Press "Enter" to skip to content

Don’t ask, don’t tell: Tokyo’s ailing SM clubs feel the pain

Since last autumn, demand at clubs began to drop precipitously

One of the types of sex businesses that seems to have been sorely impacted by last year’s Great East Japan Earthquake is SM clubs.

Nikkan Gendai (July 3) reports that because SM clubs have the type of business that have enjoyed a hard-core following of dedicated sadists and masochists, they have, until now, been largely immune from economic ups and downs. But for reasons not fully understood, from around last autumn demand began to drop precipitously.

“Up to the year before last, I never cleared less than 500,000 yen per month,” says a 32-year-old woman who works as a “queen” at a Tokyo SM emporium. “But these days my income’s down to around 300,000 yen a month. In my seven years in this business, it’s the first time business has been so slow. It’s even worse now that it was right after the ‘Lehman Shock.'”

A veteran reporter covering the sex trade thinks the drop in demand for bondage and discipline may stem from “dread.”

“In the same manner that passengers on a roller coaster know that the ride is actually safe, but can still experience a thrill, SM enthusiasts can enjoy tying up women — or being spanked in return — because they know it’s basically safe and things won’t get out of hand,” he explains. “But after the catastrophic earthquake, tsunami and nuclear reactor meltdowns, people found what it is like to experience a true sense fear for their lives. With horrifying things like that, what’s the point of paying for a girl to whip their butts? They can get the shit scared out of them just from the everyday reality.”

Word on the street is that several SM deri heru (out-call) services that previously operated in Sendai and Morioka cities, in the region devastated by the earthquake and tsunami, have already gone bust, and that those in Tokyo are hurting badly.

To make efforts at ensuring that customers are fully satiated, SM clubs are reportedly requesting customers to complete questionnaires before departing, asking if they were sufficiently satiated with the service.

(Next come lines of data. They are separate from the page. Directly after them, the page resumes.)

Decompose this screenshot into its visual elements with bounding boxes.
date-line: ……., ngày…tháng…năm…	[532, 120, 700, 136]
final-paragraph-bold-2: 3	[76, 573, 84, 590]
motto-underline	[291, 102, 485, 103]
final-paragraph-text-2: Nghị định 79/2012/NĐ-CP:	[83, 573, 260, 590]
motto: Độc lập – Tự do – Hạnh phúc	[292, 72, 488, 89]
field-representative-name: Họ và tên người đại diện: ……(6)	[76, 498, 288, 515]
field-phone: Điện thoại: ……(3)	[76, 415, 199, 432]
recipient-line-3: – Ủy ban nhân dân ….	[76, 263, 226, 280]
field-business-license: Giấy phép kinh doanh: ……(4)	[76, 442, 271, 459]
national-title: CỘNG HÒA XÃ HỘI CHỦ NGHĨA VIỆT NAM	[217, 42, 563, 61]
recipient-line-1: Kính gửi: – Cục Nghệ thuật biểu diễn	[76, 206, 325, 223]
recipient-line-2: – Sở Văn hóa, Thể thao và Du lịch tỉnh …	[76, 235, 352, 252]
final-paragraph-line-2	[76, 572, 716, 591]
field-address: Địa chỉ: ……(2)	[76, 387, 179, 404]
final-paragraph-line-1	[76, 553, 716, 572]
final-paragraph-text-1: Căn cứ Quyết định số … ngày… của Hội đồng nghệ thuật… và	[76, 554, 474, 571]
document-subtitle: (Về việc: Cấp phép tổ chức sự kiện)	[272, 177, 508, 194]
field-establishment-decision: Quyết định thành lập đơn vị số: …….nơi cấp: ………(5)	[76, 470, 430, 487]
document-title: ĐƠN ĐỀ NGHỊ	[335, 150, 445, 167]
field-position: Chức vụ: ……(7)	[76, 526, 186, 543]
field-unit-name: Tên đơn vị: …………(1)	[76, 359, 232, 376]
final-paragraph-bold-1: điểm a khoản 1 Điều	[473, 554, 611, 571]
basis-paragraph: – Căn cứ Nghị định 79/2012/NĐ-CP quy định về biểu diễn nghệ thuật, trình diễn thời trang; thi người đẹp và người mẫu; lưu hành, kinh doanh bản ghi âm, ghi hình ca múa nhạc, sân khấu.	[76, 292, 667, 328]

But this method appears to have only encouraged more customers to pour out their complaints.

“I don’t like these kind of questionnaires, and don’t want to work in a shop that uses them,” pouts a 25-year-old employee of a sensual esute salon in Tokyo’s Kinshicho district. “Since customers’ budgets appear to have been cut, we try to keep bringing them in by offering shorter sessions, like around 40 minutes,” the girl continues. “But as soon as we get out of the shower they’ll say to me angrily, ‘Come on, let’s not waste time.’ And when they order me to suck them off and I take my time by doing it gently, they’ll get upset and complain, saying, ‘You’re doing it slowly like that to make me run over the time limit and have to pay more.’ And then they get asked to fill out the questionnaire…

“So even when I went all-out to do my best for the customer, I’ll get chewed out by the boss.”